Capture d'écran du dernier post de Gawker.com avec une illustration du Jim Cooke, intitulé "How Things Work" de Nick Denton le 22 Août 2016
Capture d’écran du dernier post de Gawker.com avec une illustration du Jim Cooke, intitulé « How Things Work » de Nick Denton le 22 Août 2016

Gawker.com, le site « de rumeurs qui feront les nouvelles de demain » a cessé de paraitre en ligne hier, lundi 22 Août avec un communiqué de son fondateur Nick Denton qui commence en ces termes:

Gawker ferme ses portes aujourd’hui, lundi 22 Août 2016, treize ans après son lancement et deux jours avant mes cinquante ans.
C’est la fin d’une époque.

L’équipe sera redéployée sur d’autres antennes de Gawker Media Group qui sont bien vivantes et intactes [Gizmodo, Jezebel, Deadspin, Lifehacker, Kotadu, Jalopnick] et la compagnie continuera avec un nouveau propriétaire, Univision, qui l’a acquis pour 135 millions de dollars.
En ce qui me concerne je ne suivrai pas mes collègues. 
Le domaine Gawker sera abandonné pour cause de banqueroute.
Ceci est le dernier post.


Bollea vs Gawker

Le site a été condamné en Juin dernier par un tribunal de Floride a versé 140 millions de dollars de dommages et intérêts à Hulk Hogan, l’ancienne star du catch américain, pour avoir diffusé une sex tape filmée à son insu par un ami.

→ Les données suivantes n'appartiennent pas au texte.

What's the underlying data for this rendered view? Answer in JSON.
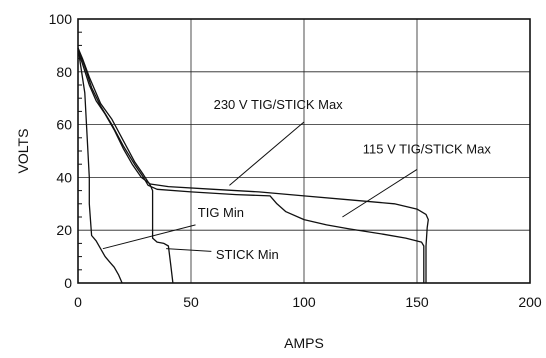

L’affaire remonte à 2006 quand l’ancienne star de la WWA a couché avec la femme d’un présentateur d’une radio locale, le tout enregistré par une caméra cachée. La vidéo a été ensuite vendue à Gawker qui l’a diffusée dans un article publié en Octobre 2012 et vu par presque 4 millions d’internautes.

Si Hulk Hogan a décidé de régler le litige avec son ex-acolyte pour seulement 5 000 dollars, il a porté plainte contre Gawker en 2015 pour violation de la vie privée et réclamé 100 millions de dollars
Pourquoi une telle somme?

Gawker vs Peter Thiel
Le New York Times a révélé en mai dernier que le co-fondateur de Paypal, Peter Thiel, était à l’origine de ce chiffre, et avait financé tous les frais légaux de Mr Hogan pour tenter de ruiner financièrement le site de « gossip » détenu principalement par la famille du propriétaire, Nick Denton.

Le milliardaire a récemment expliqué « vouloir défendre la vie privée à l’ère numérique »: « Une histoire qui viole l’intimité sans servir l’intérêt public ne devrait pas être publié » a-t-il déclaré au mois d’Août à propos de la diffusion de la sex tape de Hulk Hogan.

Ce milliardaire proche des républicains sait de quoi il parle puisqu’il a lui-même été la cible de Gawker quelques années auparavant. En 2007, le site l’a explicitement « outé », lui (« Peter Thiel is totally gay, people ») et quelques uns de ses amis de la Silicon Valley.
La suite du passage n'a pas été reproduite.